- Directed by: David Kirkland
- Screenplay by: Scott Darling Ewart Adamson
- Story by: Basil Dickey Harry Haven
- Starring: George O'Hara Shirley Palmer William Burress Dot Farley Jack Luden William J. Humphrey
- Cinematography: Jules Cronjager
- Production company: Robertson-Cole Pictures Corporation
- Distributed by: Film Booking Offices of America
- Release date: May 1, 1927;
- Running time: 50 minutes
- Country: United States
- Language: English

= Yours to Command =

1927 film

Yours to Command is a 1927 American comedy film directed by David Kirkland and written by Scott Darling and Ewart Adamson.
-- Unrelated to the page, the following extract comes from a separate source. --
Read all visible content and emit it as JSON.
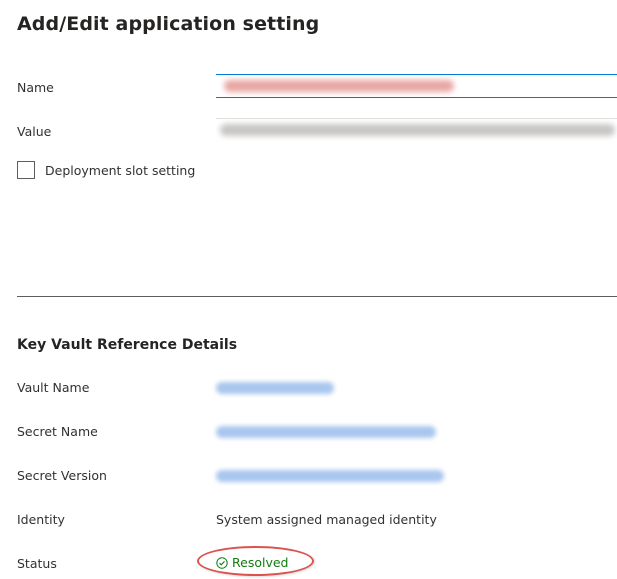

The film stars George O'Hara, Shirley Palmer, William Burress, Dot Farley, Jack Luden and William J. Humphrey. The film was released on May 1, 1927, by Film Booking Offices of America.

==Cast==
- George O'Hara as Robert Duane
- Shirley Palmer as Colleen O'Brien
- William Burress as Pa O'Brien
- Dot Farley as Ma O'Brien
- Jack Luden as Ted Hanson
- William J. Humphrey as Parsons

==Preservation==
Yours to Command is currently presumed lost. In February of 2021, the film was cited by the National Film Preservation Board on their Lost U.S. Silent Feature Films list.